Die ursprüngliche Idee Liedtkes war ein Porträt seines Großvaters, ein literarisches Bild eines Heimatdichters, eines Sammlers von Flurnamen. Doch Liedtke, der bislang als Übersetzer und Lyriker tätig war, musste merken, dass dies ohne die Schilderung von dessen Heimat und ihren Bewohnern unmöglich wäre. So begab er sich auf die konsequente Spurensuche. Entstanden ist ein höchst außergewöhnliches Dokument. Ohne falsche Scheu, - aber gleichzeitig ohne jegliches Pathos irgendeiner Verklärung lässt er schlicht und einfach die Dorfbewohner sprechen. Sie reden vollkommen willkürlich, völlig subjektiv über das was sie gehört haben, was sie annehmen oder vielleicht nach so vielen Jahrzehnten auch nur noch denken, man hätte es ihnen erzählt. Geordnet sind die biographisch-seismographischen Bruchstücke in chronologischer Folge, um den historischen Verlauf der Dorfgeschichte zu rekonstruieren. Und das Erstaunliche: All das Ausmaß an Subjektivität mindert den Wert der Begebenheiten nicht im Geringsten. Ist überlieferte Geschichte nicht letzten Endes immer nur eine subjektive Sicht? Zu dieser Subjektivität gehört auch, dass manches Zitat in Ostpreußisch ist. Der Spurensammler selbst hat sich zurückgenommen; so scheint es jedenfalls. Das ist das Air des Textes, seiner Sprache und Melodie.

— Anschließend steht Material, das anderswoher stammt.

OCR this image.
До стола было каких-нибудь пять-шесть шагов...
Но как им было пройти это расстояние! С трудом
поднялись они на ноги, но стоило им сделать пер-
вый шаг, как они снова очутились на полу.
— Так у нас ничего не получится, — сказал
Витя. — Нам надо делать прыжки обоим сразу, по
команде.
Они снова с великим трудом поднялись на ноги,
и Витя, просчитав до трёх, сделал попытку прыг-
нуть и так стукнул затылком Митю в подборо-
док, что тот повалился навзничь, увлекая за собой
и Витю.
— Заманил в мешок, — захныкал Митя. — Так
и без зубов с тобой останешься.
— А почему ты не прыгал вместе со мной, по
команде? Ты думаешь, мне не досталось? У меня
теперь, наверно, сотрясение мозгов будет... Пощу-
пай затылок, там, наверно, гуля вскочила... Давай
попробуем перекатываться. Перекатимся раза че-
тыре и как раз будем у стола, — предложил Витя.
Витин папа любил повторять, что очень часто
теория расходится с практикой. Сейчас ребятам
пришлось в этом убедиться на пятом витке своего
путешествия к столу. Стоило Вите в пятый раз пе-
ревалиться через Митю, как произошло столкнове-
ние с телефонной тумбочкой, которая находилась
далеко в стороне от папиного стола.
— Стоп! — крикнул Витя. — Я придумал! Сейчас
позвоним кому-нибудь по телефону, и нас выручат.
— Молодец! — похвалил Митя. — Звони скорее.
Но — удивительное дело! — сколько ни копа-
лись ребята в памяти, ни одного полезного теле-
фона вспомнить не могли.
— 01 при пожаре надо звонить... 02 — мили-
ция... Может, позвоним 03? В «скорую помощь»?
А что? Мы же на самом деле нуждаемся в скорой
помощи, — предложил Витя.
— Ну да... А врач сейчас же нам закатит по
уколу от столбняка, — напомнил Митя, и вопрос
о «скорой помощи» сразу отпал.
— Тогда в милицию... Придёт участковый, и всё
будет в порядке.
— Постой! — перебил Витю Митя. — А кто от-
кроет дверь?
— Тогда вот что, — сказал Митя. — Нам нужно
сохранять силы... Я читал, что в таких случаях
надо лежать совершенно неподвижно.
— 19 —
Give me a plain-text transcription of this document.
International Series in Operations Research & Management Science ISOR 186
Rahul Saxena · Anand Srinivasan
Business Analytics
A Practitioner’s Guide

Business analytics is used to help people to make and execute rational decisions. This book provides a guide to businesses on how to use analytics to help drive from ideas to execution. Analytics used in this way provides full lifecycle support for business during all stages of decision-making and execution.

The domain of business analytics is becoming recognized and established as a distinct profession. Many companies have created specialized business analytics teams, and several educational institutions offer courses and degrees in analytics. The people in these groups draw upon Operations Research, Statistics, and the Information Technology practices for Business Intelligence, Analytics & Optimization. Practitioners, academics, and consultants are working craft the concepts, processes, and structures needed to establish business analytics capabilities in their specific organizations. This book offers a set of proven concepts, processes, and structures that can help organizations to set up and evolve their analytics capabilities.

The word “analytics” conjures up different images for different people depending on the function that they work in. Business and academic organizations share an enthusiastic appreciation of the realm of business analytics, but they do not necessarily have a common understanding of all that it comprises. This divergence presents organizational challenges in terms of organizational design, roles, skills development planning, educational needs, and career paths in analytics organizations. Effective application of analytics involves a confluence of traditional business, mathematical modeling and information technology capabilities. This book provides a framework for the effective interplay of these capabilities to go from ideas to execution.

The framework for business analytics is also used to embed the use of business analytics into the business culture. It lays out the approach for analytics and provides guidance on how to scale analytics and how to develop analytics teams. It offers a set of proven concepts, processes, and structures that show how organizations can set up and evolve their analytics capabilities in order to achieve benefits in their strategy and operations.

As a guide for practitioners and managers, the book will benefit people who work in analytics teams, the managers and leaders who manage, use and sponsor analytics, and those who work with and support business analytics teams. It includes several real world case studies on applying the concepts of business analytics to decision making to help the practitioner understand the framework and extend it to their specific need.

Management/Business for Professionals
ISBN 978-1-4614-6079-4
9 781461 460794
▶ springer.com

»Als der Krieg mit Rußland anfing, war die Bestürzung groß, es war nichts von Hurrapatriotismus, im Gegenteil, es war ein stiller, aber starker Groll auf Hitler. Beide Söhne von Franz Steinke lagen in der Nähe der Grenze im Osten. Es war am Morgen des 2. Juni, kurz nach drei Uhr, als man deutlich den Kanonendonner hörte. In der hellen Sommernacht war der Himmel im Osten nicht nur von der aufgehenden Sonne gerötet, kaum wahrnehmbar sah man Blitze am Horizont. ‚Nu es et sowiet’, sagte die Emma beim Melken erbittert und voller Sorge. Der Franz, heftig wie er war, grummelte und schimpfte leise herum auf dem Hof, auf dem Weg zur Milchbank fing er richtig zu wettern an: ‚Nu es de Hitler ganz verreckt geworde. Jejen dem grote Rußland jeiht er jejen an.’«
Liedtkes erzählte Erzählungen beginnen mehr oder weniger beim Ersten Weltkrieg und enden mit dem Untergang des Dorfes. Nachdem 1945 die deutschen Familien ihre Heimat Kermuschienen nach dem Einzug der russischen Truppen verlassen mussten, wurden im Sommer 1948 Ukrainer aus Südostpolen in das Dorf zwangsumgesiedelt. Die letzten von ihnen lebten dort bis 1974. Weil »das Dorf so abgelegen und dazu das Land sehr hügelig war, beschlossen die Behörden, Kermuschienen als Ort aufzugeben«, berichtet Liedtke.
Klappt man das wohlgestaltete Buch zu, so umklammert einen ein warmes Gefühl: Hier, zwischen diesen Buchdeckeln, ist wahrlich einmal Erlebtes, ist Geschichte festgehalten worden.